## Line Graphs: Naming Accuracy vs. Decomposition Accuracy Across Model Sizes
### Overview
The image contains two line graphs comparing accuracy metrics (Naming Accuracy and Decomposition Accuracy) across different model sizes (10⁻¹ to 10² billion parameters). The graphs include human performance baselines, random chance baselines, and three model configurations (1 Row, 2 Rows, 3 Rows). Key trends show performance improvements with increasing model size and row configurations.
---
### Components/Axes
- **X-axis**: Model Size (Billion Parameters)
- Logarithmic scale: 10⁻¹, 10⁰, 10¹, 10²
- **Y-axis (Left Graph)**: Naming Accuracy (0–1)
- **Y-axis (Right Graph)**: Decomposition Accuracy (0–1)
- **Legends**:
- **Human**: Green dashed line (Naming: ~0.85, Decomp: ~0.85)
- **Rel-AIR**: Purple dotted line (Naming: ~0.9, Decomp: ~0.9)
- **CoPINet + ACL**: Blue dotted line (Naming: ~0.95, Decomp: ~0.95)
- **Random**: Black dotted line (Naming: ~0.5, Decomp: ~0.5)
- **1 Row**: Pink line (Naming: 0.2→0.35, Decomp: 0.25→0.45)
- **2 Rows**: Orange line (Naming: 0.25→0.6, Decomp: 0.4→0.75)
- **3 Rows**: Teal line (Naming: 0.25→0.7, Decomp: 0.45→0.85)
---
### Detailed Analysis
#### Left Graph (Naming Accuracy)
- **Human**: Flat green dashed line at ~0.85.
- **Rel-AIR**: Flat purple dotted line at ~0.9.
- **CoPINet + ACL**: Flat blue dotted line at ~0.95.
- **Random**: Flat black dotted line at ~0.5.
- **1 Row**: Starts at 0.2 (10⁻¹) and rises to 0.35 (10²).
- **2 Rows**: Starts at 0.25 (10⁻¹) and rises to 0.6 (10²).
- **3 Rows**: Starts at 0.25 (10⁻¹) and rises to 0.7 (10²).
#### Right Graph (Decomposition Accuracy)
- **Human**: Flat green dashed line at ~0.85.
- **Rel-AIR**: Flat purple dotted line at ~0.9.
- **CoPINet + ACL**: Flat blue dotted line at ~0.95.
- **Random**: Flat black dotted line at ~0.5.
- **1 Row**: Starts at 0.25 (10⁻¹) and rises to 0.45 (10²).
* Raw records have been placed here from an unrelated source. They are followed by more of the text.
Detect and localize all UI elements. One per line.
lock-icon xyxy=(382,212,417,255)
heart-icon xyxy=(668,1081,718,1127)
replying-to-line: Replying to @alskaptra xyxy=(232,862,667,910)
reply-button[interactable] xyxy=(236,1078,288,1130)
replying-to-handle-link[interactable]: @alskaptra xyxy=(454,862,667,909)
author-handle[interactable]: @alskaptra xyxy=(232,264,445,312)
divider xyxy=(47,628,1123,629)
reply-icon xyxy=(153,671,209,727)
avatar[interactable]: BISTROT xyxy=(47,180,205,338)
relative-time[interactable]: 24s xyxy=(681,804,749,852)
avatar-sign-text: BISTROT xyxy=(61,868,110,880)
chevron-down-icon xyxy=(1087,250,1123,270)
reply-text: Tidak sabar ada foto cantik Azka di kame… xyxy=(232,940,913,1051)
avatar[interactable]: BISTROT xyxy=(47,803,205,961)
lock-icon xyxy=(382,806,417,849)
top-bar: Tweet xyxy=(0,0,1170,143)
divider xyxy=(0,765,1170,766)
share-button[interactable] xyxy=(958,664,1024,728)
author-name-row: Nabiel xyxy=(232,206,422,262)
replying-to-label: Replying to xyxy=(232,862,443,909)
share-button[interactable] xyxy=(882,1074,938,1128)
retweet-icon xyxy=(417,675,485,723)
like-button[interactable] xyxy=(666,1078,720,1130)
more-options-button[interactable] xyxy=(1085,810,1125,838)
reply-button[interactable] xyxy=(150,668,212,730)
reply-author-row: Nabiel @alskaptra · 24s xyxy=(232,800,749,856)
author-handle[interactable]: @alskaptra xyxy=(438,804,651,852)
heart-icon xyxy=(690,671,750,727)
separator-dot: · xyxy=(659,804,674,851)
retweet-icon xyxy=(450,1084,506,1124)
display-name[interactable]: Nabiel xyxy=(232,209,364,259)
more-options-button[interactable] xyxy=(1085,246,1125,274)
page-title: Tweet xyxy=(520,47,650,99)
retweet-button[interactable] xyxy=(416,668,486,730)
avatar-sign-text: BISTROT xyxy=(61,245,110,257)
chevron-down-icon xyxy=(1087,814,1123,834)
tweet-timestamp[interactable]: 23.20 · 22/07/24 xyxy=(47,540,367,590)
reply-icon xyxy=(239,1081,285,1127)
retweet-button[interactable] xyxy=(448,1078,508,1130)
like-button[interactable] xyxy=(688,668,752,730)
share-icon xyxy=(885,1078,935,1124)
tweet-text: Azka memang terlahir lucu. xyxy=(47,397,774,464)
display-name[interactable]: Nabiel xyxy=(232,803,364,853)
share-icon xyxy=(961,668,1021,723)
- **2 Rows**: Starts at 0.4 (10⁻¹) and rises to 0.75 (10²).
- **3 Rows**: Starts at 0.45 (10⁻¹) and rises to 0.85 (10²).
---
### Key Observations
1. **Human Performance**: Both graphs show human accuracy (~0.85) as a consistent baseline.
2. **Model Performance**:
- **CoPINet + ACL** outperforms all other models, approaching human-level accuracy.
- **Rel-AIR** performs slightly better than human in Naming Accuracy (~0.9 vs. 0.85).
3. **Row Configurations**:
- Increasing rows improves accuracy: 1 Row < 2 Rows < 3 Rows.
- 3 Rows achieves ~0.85 Decomposition Accuracy (matching human) at 10² parameters.
4. **Random Baseline**: Both graphs show random chance at ~0.5, serving as a lower bound.
---
### Interpretation
- **Model Size Impact**: Larger models (10² parameters) consistently outperform smaller ones, suggesting scalability benefits.
- **Architectural Design**: The "Rows" configuration directly correlates with accuracy gains, indicating that deeper or more complex architectures improve performance.
- **CoPINet + ACL Superiority**: This model configuration closes the gap to human performance, highlighting its effectiveness in leveraging model capacity.
- **Rel-AIR Anomaly**: Slightly exceeds human Naming Accuracy (~0.9 vs. 0.85), possibly due to overfitting or specialized training.
- **Practical Implications**: Optimizing row configurations and model size can bridge the gap between AI and human performance in accuracy-critical tasks.
---
### Spatial Grounding & Validation
- **Legend Placement**: Right-aligned, with clear color-coded labels.
- **Line Consistency**: Colors match legend entries (e.g., teal = 3 Rows).
- **Trend Verification**: All lines slope upward with increasing model size, confirming the stated trends.